STS-130 -- Mission to the International Space Station
The crew of space shuttle mission STS-130 is home from space!
STS-130 was the 32nd shuttle mission to fly to the space station. The crew members were Nicholas Patrick, Terry Virts, Robert Behnken, Kathryn Hire, George Zamka and Stephen Robinson.
The crew took the Tranquility node and the cupola (kyoo-puh-luh) into space. The Tranquility node is one of the last parts added to the International Space Station. Tranquility gives crew members more room. Tranquility connects to the station on the port side of the Unity node. The cupola is attached to the end of Tranquility. The cupola has seven windows. It provides a 360-degree view for watching spacewalks and robotic arm work.
Astronaut George Zamka was the commander of STS-130. This was his second trip into space. He was the pilot on the STS-120 shuttle mission in 2007.
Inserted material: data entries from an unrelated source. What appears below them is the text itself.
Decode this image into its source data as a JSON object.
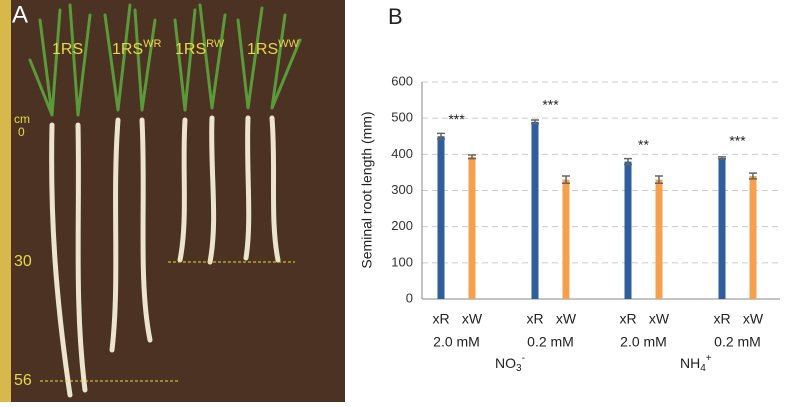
{
  "panel_a": {
    "panel_label": "A",
    "lines": [
      {
        "text": "1RS"
      },
      {
        "text": "1RS",
        "sup": "WR"
      },
      {
        "text": "1RS",
        "sup": "RW"
      },
      {
        "text": "1RS",
        "sup": "WW"
      }
    ],
    "ruler_unit": "cm",
    "ruler_marks": [
      "0",
      "30",
      "56"
    ]
  },
  "chart_data": {
    "type": "bar",
    "panel_label": "B",
    "y_label": "Seminal root length (mm)",
    "categories": [
      "2.0 mM",
      "0.2 mM",
      "2.0 mM",
      "0.2 mM"
    ],
    "series": [
      {
        "name": "xR",
        "color": "#2e5e9c",
        "values": [
          450,
          490,
          380,
          390
        ],
        "errors": [
          8,
          5,
          8,
          3
        ]
      },
      {
        "name": "xW",
        "color": "#f4a04c",
        "values": [
          393,
          330,
          330,
          340
        ],
        "errors": [
          5,
          10,
          10,
          8
        ]
      }
    ],
    "annotations": [
      "***",
      "***",
      "**",
      "***"
    ],
    "ions": [
      {
        "text": "NO",
        "sub": "3",
        "sup": "-"
      },
      {
        "text": "NH",
        "sub": "4",
        "sup": "+"
      }
    ],
    "ylim": [
      0,
      600
    ],
    "yticks": [
      0,
      100,
      200,
      300,
      400,
      500,
      600
    ],
    "grid": true
  }
}
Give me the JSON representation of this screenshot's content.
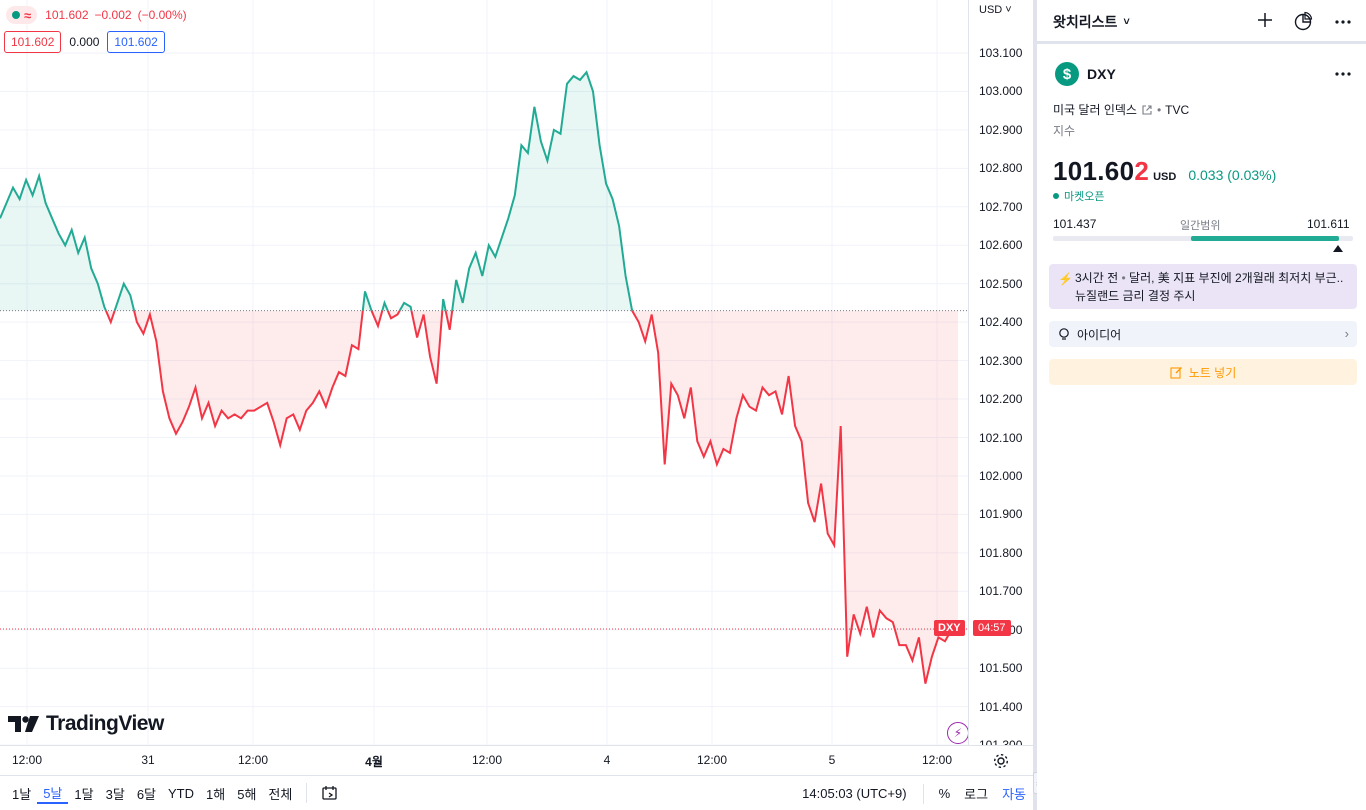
{
  "legend": {
    "price": "101.602",
    "change": "−0.002",
    "change_pct": "(−0.00%)",
    "bid": "101.602",
    "spread": "0.000",
    "ask": "101.602"
  },
  "price_axis": {
    "currency": "USD",
    "ticks": [
      "103.100",
      "103.000",
      "102.900",
      "102.800",
      "102.700",
      "102.600",
      "102.500",
      "102.400",
      "102.300",
      "102.200",
      "102.100",
      "102.000",
      "101.900",
      "101.800",
      "101.700",
      "101.600",
      "101.500",
      "101.400",
      "101.300"
    ]
  },
  "tags": {
    "symbol": "DXY",
    "countdown": "04:57"
  },
  "watermark": "TradingView",
  "time_axis": {
    "labels": [
      "12:00",
      "31",
      "12:00",
      "4월",
      "12:00",
      "4",
      "12:00",
      "5",
      "12:00"
    ]
  },
  "bottom_bar": {
    "ranges": [
      "1날",
      "5날",
      "1달",
      "3달",
      "6달",
      "YTD",
      "1해",
      "5해",
      "전체"
    ],
    "active_range": "5날",
    "clock": "14:05:03 (UTC+9)",
    "percent": "%",
    "log": "로그",
    "auto": "자동"
  },
  "watchlist": {
    "title": "왓치리스트"
  },
  "symbol": {
    "ticker": "DXY",
    "logo": "$",
    "description": "미국 달러 인덱스",
    "exchange": "TVC",
    "type": "지수",
    "price_head": "101.60",
    "price_tail": "2",
    "currency": "USD",
    "change": "0.033 (0.03%)",
    "market_status": "마켓오픈",
    "day_low": "101.437",
    "day_range_label": "일간범위",
    "day_high": "101.611"
  },
  "news": {
    "time": "3시간 전",
    "headline": "달러, 美 지표 부진에 2개월래 최저치 부근..뉴질랜드 금리 결정 주시"
  },
  "ideas": {
    "label": "아이디어"
  },
  "note": {
    "label": "노트 넣기"
  },
  "colors": {
    "up": "#22ab94",
    "down": "#f23645",
    "accent": "#2962ff"
  },
  "chart_data": {
    "type": "area",
    "title": "",
    "baseline": 102.43,
    "last": 101.602,
    "ylim": [
      101.3,
      103.15
    ],
    "grid": true,
    "x_labels": [
      "12:00",
      "31",
      "12:00",
      "4월",
      "12:00",
      "4",
      "12:00",
      "5",
      "12:00"
    ],
    "values": [
      102.67,
      102.71,
      102.75,
      102.72,
      102.77,
      102.73,
      102.78,
      102.71,
      102.67,
      102.63,
      102.6,
      102.64,
      102.58,
      102.62,
      102.54,
      102.5,
      102.44,
      102.4,
      102.45,
      102.5,
      102.47,
      102.4,
      102.37,
      102.42,
      102.35,
      102.22,
      102.15,
      102.11,
      102.14,
      102.18,
      102.23,
      102.15,
      102.19,
      102.13,
      102.17,
      102.15,
      102.16,
      102.15,
      102.17,
      102.17,
      102.18,
      102.19,
      102.14,
      102.08,
      102.15,
      102.16,
      102.12,
      102.17,
      102.19,
      102.22,
      102.18,
      102.23,
      102.27,
      102.26,
      102.34,
      102.33,
      102.48,
      102.43,
      102.39,
      102.45,
      102.41,
      102.42,
      102.45,
      102.44,
      102.36,
      102.42,
      102.31,
      102.24,
      102.46,
      102.38,
      102.51,
      102.45,
      102.54,
      102.58,
      102.52,
      102.6,
      102.57,
      102.62,
      102.67,
      102.73,
      102.86,
      102.84,
      102.96,
      102.87,
      102.82,
      102.9,
      102.89,
      103.02,
      103.04,
      103.03,
      103.05,
      103.0,
      102.86,
      102.76,
      102.72,
      102.65,
      102.52,
      102.43,
      102.4,
      102.35,
      102.42,
      102.32,
      102.03,
      102.24,
      102.21,
      102.15,
      102.23,
      102.09,
      102.05,
      102.09,
      102.03,
      102.07,
      102.06,
      102.15,
      102.21,
      102.18,
      102.17,
      102.23,
      102.21,
      102.22,
      102.16,
      102.26,
      102.13,
      102.09,
      101.93,
      101.88,
      101.98,
      101.85,
      101.82,
      102.13,
      101.53,
      101.64,
      101.59,
      101.66,
      101.58,
      101.65,
      101.63,
      101.62,
      101.56,
      101.56,
      101.52,
      101.58,
      101.46,
      101.53,
      101.58,
      101.57,
      101.6,
      101.602
    ]
  }
}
This was pilot Terry Virts' first trip into space. Before going into space, he trained in the largest indoor pool in the world at the Neutral Buoyancy Laboratory near NASA’s Johnson Space Center in Houston. Astronauts can practice for spacewalks and emergency water landings in the pool.
STS-130 was astronaut Robert Behnken's second trip into space. He practiced for the flight by learning how to get out of the space shuttle in case of an emergency landing.
STS-130 was astronaut Nicholas Patrick's second visit to the space station. He practiced for spacewalks by working underwater in the Neutral Buoyancy Laboratory.
STS-130 was astronaut Stephen Robinson's fourth trip into space. On an earlier mission, Robinson became the first astronaut to repair the outside of the shuttle while it was in space. He also was the first person to make a podcast from space.
STS-130 was astronaut Kathryn Hire's second trip into space. She had to complete emergency training to prepare for the mission.
The STS-130 crew designed a patch that shows important parts of its mission. The crew members' names are printed around the patch. STS-130 took the Tranquility node and its cupola to the International Space Station. The patch is shaped like the cupola, a small, dome-shaped room with seven windows. The picture of Earth is the first one taken from the moon in 1966. Space shuttle Endeavour is shown leaving Earth and heading toward the station.